К подъезду дома шла с двумя продуктовыми сумками женщина с ярко накрашенными губами. Клавдия не сразу узнала в ней бывшую соседку Татьяну. То, что это она, Клавдия поняла только после того, как не смогла удержать за подол Лизу, бросившуюся к ней с радостным криком своей правоты:
– Я же говорила – микробы! Вот те самые микробы! Те, что на папиной рубашке! Вот они. Я их вижу!
Тут и Татьяна узнала Клавдию. И Лазарь перестал делать «вдохи-выдохи» с ногами на ширине плеч с попеременными оздоровительными взмахами рук и выглянул в окно.
И старая Инна залилась слезами…
В тот момент Лазарь, совсем живой Лазарь, окончательно умер для Клавдии, а для Лизы он живым никогда и не был.
Клавдия освободилась от его тени. Развод Клавдия и Лазарь оформили как полагается. И расцвела она тем особым цветом зрелой и весомой молодости. А на цвет, как известно, сразу налетают.
И вскоре замуж вышла Клавдия – за соседа. И все хорошо у них было. Тихая, счастливая жизнь потекла.
А Лиза никого не обманывала, она правда микробов, даже самых мелких, видела.
Тут и перестройка началась. И мода на всякие диковинки вошла в обиход нашей жизни. Всякими «отворожу-приворожу» пестрели все газеты того времени.
Заинтересовались и Лизой, то есть ее удивительными способностями – микробов видеть. И ее забрали в Москву, в специальную лабораторию, для проведения научных и антинаучных опытов, где выяснилось, что видит она не только мелочь микробную всякую, но и, как рентген, каждого насквозь. Все кишочки-селезенки – как на блюдечке, болезнь любую одним взглядом определяла. Но она стала вся засекреченная, чтобы по глупости талант ее неповадно было разбазаривать.
Клавдия по дочке очень скучала. И при всякой возможности девочку свою навещала с гостинцами. И даже огорчалась, что такая доля доченьке ее выпала – из-за диковинных способностей вдали от дома проживать. Но в то же время понимала, что если бы не эта способность Лизоньки микробов видеть… Да, если бы не увидела тогда Лиза микробов, разве увидала бы Клавдия свое женское счастье? Вот ведь до какой мелочи все увидеть и постичь нужно, что рассмотреть, найти свое женское счастье!
Глаза у Иринки карие, с огоньком. А волосы вьющиеся, смоляно-черные. И у Вовчика, мужа ее, тоже. А у сыночка их, Игорька – серо-голубые, точно с ободочком. И волосы с рождения белокурые и прямые. Конечно, всем она объясняла, что это он в ее бабку по материнской линии, которую никто в здешних родных местах Вовчика никогда не видел. А чтобы к срокам не прикопались, по договоренности с работавшей в роддоме подружкой все списала на преждевременные роды. И потекла ее семейная жизнь как у всех… Но сама она отчетливо помнила те жаркие сентябрьские ночи, из которых и вынесла светловолосого и ясноглазого сыночка.

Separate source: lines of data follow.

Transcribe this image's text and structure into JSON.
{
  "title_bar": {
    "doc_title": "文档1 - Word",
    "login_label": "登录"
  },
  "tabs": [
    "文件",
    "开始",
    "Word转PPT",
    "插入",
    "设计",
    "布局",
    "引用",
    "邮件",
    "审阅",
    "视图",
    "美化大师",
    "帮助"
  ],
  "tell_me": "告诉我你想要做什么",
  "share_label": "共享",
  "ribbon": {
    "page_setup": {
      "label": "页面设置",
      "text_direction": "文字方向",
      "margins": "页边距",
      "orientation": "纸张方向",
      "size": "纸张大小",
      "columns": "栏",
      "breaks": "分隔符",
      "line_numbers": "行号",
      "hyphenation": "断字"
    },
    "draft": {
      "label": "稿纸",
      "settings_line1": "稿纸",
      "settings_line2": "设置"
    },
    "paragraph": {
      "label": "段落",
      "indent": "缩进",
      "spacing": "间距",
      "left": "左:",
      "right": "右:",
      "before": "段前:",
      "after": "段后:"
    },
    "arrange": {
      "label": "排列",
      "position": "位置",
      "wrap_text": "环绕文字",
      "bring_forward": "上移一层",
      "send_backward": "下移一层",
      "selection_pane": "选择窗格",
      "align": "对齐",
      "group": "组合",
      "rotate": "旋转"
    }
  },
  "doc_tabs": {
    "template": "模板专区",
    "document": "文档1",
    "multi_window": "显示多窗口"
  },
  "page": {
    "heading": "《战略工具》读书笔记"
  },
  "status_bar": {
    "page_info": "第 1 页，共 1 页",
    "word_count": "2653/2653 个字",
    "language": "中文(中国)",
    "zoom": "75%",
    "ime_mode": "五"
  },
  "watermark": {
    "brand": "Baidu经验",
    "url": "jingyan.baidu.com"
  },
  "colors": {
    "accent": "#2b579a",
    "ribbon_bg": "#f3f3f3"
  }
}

С началом перестройки московских студентов из того архитектурного института – МАРХИ «на картошку» в окрестности Ругачева больше не присылали. А сама она в столицу за краденым счастьем ехать не решалась. Хотя как раз в это время краеугольная тема пропагандируемой советской «смычки города и деревни» с отменой значимости прописки решилась сама собой. И хлынул в ругаемую за их же хамство Москву поток озверевших и разобиженных на столицу приезжих. Обиженных за то, что так долго, целым поколениям, была недоступна и потому теперь стала не обласканная в радости обладания, а истоптанная, использованная и ими же охаянная. Так что, как и раньше, та, прежняя Москва так никому и не досталась. Как перед Наполеоном, спаленная тогда пожаром, так и нынешняя, сверкающая витринами, отражает не прежние интеллигентные лица москвичей, а суетливо-одичалые – новых россиян. Все есть, все на продажу, а той, прежней Москвы, с тихими переулками и чтением стихов вполголоса, нет – не досталась она новым завоевателям и покорителям.

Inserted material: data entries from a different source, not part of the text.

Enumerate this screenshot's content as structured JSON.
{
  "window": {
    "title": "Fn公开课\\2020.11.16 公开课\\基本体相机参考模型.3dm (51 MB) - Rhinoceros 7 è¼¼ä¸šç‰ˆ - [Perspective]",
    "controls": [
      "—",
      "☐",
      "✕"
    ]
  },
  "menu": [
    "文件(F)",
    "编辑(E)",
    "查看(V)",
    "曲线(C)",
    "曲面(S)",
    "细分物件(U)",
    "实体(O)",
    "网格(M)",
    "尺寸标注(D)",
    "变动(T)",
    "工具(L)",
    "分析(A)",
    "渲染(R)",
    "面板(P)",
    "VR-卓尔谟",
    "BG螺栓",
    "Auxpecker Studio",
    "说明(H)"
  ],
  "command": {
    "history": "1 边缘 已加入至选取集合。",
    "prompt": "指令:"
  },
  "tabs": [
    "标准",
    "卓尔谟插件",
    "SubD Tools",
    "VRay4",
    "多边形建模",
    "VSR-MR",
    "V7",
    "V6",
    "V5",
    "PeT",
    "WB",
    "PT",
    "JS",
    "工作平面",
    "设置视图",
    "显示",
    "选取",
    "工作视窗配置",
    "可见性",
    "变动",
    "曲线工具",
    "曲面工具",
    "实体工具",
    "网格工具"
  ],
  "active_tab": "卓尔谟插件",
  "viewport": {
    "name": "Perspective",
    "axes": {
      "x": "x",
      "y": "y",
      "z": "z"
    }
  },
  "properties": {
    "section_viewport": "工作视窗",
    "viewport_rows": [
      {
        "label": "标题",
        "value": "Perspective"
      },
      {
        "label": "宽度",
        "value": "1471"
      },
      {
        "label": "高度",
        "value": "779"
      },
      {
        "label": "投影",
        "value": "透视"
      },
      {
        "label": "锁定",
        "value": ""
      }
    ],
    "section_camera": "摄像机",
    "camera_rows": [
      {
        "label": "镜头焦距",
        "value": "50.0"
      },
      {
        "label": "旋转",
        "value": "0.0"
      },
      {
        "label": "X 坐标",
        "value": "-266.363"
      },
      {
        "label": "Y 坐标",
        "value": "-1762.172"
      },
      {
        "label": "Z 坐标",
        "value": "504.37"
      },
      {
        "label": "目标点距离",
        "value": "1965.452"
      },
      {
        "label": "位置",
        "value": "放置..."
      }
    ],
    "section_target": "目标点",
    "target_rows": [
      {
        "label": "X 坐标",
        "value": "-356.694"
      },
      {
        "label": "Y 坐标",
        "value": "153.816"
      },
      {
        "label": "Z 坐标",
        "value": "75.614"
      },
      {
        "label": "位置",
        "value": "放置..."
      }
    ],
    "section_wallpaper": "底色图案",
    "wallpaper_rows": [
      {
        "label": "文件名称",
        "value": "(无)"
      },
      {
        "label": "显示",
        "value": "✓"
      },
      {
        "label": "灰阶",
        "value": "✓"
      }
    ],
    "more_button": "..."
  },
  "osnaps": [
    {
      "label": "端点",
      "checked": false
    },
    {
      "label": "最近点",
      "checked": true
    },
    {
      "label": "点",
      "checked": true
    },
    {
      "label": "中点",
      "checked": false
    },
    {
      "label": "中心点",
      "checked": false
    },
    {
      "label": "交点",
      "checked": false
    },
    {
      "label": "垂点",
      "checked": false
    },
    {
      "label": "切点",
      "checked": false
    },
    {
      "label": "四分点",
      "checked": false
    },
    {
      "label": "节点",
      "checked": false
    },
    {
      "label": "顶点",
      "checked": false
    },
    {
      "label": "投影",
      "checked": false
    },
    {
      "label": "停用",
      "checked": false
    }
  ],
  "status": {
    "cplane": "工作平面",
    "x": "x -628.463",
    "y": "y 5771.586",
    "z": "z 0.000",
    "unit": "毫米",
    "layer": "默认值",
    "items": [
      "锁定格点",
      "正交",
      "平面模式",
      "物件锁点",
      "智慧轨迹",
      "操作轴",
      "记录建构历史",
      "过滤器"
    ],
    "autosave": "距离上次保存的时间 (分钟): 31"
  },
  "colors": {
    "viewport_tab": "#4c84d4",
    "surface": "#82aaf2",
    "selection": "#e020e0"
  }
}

Иришка, никогда ни с кем не обсуждая, чувствовала это сердцем. Хотя знала такой Москву только по рассказам присланного к ним «на картошку» студента-архитектора. Сама же никогда в Москву не стремилась и почему-то даже побаивалась столицы, не пытаясь найти там заработки повесомей, чем в захолустном Ругачеве. Жила себе, работала и растила сына. А ее тайная Москва навсегда осталась и росла с ней рядом! Просила на ночь сказку. Смеялась, когда Иришка покупала сыну игрушки; плакала, когда, заигравшись во дворе ее еще дедовского дома, падала, разбивая в кровь мальчишеские коленки; капризничала, когда канючила мороженое в жару.

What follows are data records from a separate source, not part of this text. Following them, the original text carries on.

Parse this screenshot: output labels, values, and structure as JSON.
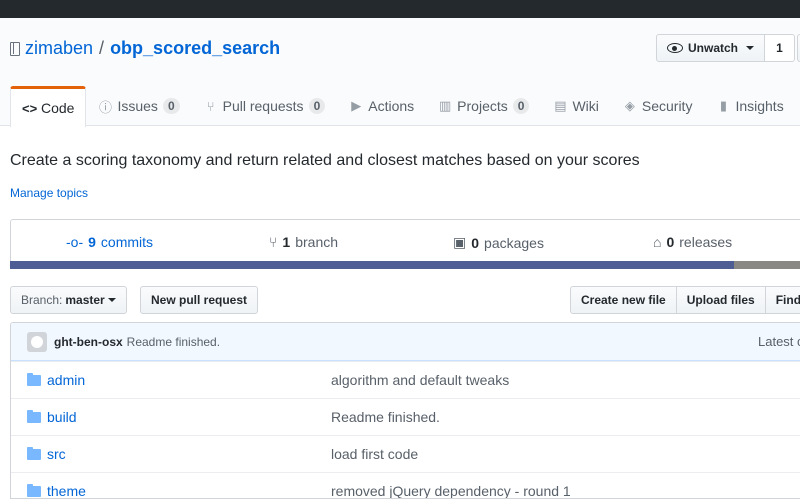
{
  "repo": {
    "owner": "zimaben",
    "separator": "/",
    "name": "obp_scored_search"
  },
  "watch": {
    "label": "Unwatch",
    "count": "1"
  },
  "tabs": [
    {
      "label": "Code",
      "icon": "code-icon"
    },
    {
      "label": "Issues",
      "counter": "0",
      "icon": "issue-icon"
    },
    {
      "label": "Pull requests",
      "counter": "0",
      "icon": "pull-request-icon"
    },
    {
      "label": "Actions",
      "icon": "play-icon"
    },
    {
      "label": "Projects",
      "counter": "0",
      "icon": "project-icon"
    },
    {
      "label": "Wiki",
      "icon": "book-icon"
    },
    {
      "label": "Security",
      "icon": "shield-icon"
    },
    {
      "label": "Insights",
      "icon": "graph-icon"
    }
  ],
  "description": "Create a scoring taxonomy and return related and closest matches based on your scores",
  "manage_topics": "Manage topics",
  "summary": {
    "commits_num": "9",
    "commits_label": "commits",
    "branch_num": "1",
    "branch_label": "branch",
    "packages_num": "0",
    "packages_label": "packages",
    "releases_num": "0",
    "releases_label": "releases"
  },
  "language_colors": {
    "primary": "#4f5d95",
    "secondary": "#8a8883"
  },
  "branch": {
    "prefix": "Branch:",
    "value": "master"
  },
  "buttons": {
    "new_pull_request": "New pull request",
    "create_new_file": "Create new file",
    "upload_files": "Upload files",
    "find_file": "Find"
  },
  "latest_commit": {
    "author": "ght-ben-osx",
    "message": "Readme finished.",
    "latest_label": "Latest c"
  },
  "files": [
    {
      "name": "admin",
      "message": "algorithm and default tweaks"
    },
    {
      "name": "build",
      "message": "Readme finished."
    },
    {
      "name": "src",
      "message": "load first code"
    },
    {
      "name": "theme",
      "message": "removed jQuery dependency - round 1"
    }
  ]
}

Свою Москву она получила и любила ее, догоняющую среди суеты дня негой давних воспоминаний о том сентябре, наполненном манящим и теплым отзвуком стихов, прочитанных ей студентиком из МАРХИ двадцать лет тому назад. Стихов непонятных, но запомнившихся. И настойчиво пробивающихся к ней из прошлого дымком его сигареты, смешавшимся в воспоминаниях с запахами осенней земли и духмяного сена одной из самых высоких скирд, стоявшей в моросящий дождь в поле, как крепость. И тогда Иришка сквозь годы снова ощущала тепло его губ. И оживало ушедшее время, замершее в тех закатах и рассветах, залюбовавшихся своими красно-золотыми отражениями в озере, и в возвращениях домой через тягучие росистые туманы, когда нужно успеть вернуться, пока соседи еще не проснулись.
И то короткое время «картошки», украденное у всего разом, не потускнело за многие годы, а длилось воспоминанием с привкусом их цветущего сентября.
И пережили эти воспоминания и ее семейную жизнь, и мужа ее, добродушного и смешливого Вовчика, который в те деньки как раз оказался в командировке, да и саму Иришкину молодость тоже, – все пережили. Так иной раз преображается и расцветает женщина, и все вокруг гадают: что же так украшает ее? Нарядное платье? Красивые бусы? Кольца и серьги? Праздничные туфли? Но редко кто угадает, что главное ее украшение – воспоминания! Которые озаряют ее лицо и зажигают искорку в усталых глазах, когда незримыми мотыльками кружатся вокруг нее, отпугивая порханием крылышек нахлынувшую грустинку о том, что не сбылось. Таким украшением остались навсегда с Иринкой ее мотыльки – воспоминания о сентябрьских ночах студенческой «картошки» на овощебазе «Путь Ильича» под Ругачевом двадцать лет назад.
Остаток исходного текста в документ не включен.